The CEOs of the nation’s largest banks recapped their institutions’ efforts to support their customers and communities through the COVID-19 pandemic and its aftermath during a Senate Banking Committee oversight hearing. These efforts included approximately $93.8 billion in Paycheck Protection Program lending from the firms that participated in the program.
“The goal of all of us . . . was to get as much money into the hands of people who needed it, as quickly as possible,” said Citi CEO Jane Fraser. Among the challenges banks faced to roll out the massive government relief program, she added, were building out the digital platforms needed to facilitate applications for loans and forgiveness, and finding ways to distribute funds quickly and “doing so in a way that wasn’t allowing fraud into the system and was protecting the intent of [taxpayers’] money supporting those who need it most.”
Looking ahead to a potential future pandemic scenario, Fraser added that “it will be a worthwhile investment to make sure we do have a technology platform at the SBA or any of the other relevant institutions helping this to be able to disburse money as effectively as possible. There were many lessons learned . . . that need to be applied, and investments made in technology.”
As the COVID-19 pandemic winds down and federal foreclosure and eviction moratoriums prepare to expire, the CEOs emphasized their commitment to helping borrowers that are still facing financial hardships. “The good news is, the amount of deferrals is way down, and most of the clients have become current,” said Bank of America Chairman and CEO Brian Moynihan, adding that his bank would continue to help borrowers find loan modifications that meet their needs “irrespective of the deadline passing,” and that “taking someone through the foreclosure process is something we want to avoid at all costs.”
Turning to the issue of climate change, JPMorgan Chase Chairman and CEO Jamie Dimon emphasized the need for a “mature” discussion on climate policy and the transition to a low-carbon economy. “The conversation should be around ‘how are we going to accomplish this in the right way?’” Dimon told members of the Senate Banking Committee. “We can either accomplish reducing CO2 dramatically at no cost to having a healthy economy, [but]if we do it the wrong way . . . we can damage the economy.”

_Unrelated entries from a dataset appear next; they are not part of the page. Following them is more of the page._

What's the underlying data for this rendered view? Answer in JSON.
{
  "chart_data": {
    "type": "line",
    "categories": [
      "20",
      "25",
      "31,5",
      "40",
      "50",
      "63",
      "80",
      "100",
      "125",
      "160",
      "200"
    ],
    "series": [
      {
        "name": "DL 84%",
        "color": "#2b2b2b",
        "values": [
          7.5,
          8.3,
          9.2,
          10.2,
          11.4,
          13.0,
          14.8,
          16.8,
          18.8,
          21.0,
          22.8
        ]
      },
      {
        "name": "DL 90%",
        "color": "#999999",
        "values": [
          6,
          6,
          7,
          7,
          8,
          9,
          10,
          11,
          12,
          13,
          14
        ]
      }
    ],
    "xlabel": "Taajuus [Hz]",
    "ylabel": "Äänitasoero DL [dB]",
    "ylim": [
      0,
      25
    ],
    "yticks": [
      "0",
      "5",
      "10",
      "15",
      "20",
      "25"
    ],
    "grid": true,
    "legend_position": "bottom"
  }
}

Dimon noted that “it’s not just about banks stopping financing” of certain energy-related businesses. He added that “we’re going to need oil and gas for a long time.” Added Bank of America’s Brian Moynihan: “I think what we’re all saying is, we’re here standing by to help our clients make the transition. That’s the value of these big banks.”
When asked whether the Securities and Exchange Commission should move to institute a standardized climate disclosure requirement, the CEOs cautioned that any such requirement should be carefully designed and applied consistently to companies across various industries. “We make a tremendous amount of disclosures already in ESG, so we’re not against it,” Dimon said. “But you’ve got to be very thoughtful about what it is, what you’re trying to accomplish, and [that]it’s not just done for banks, but . . . for other critical industries in the right way.”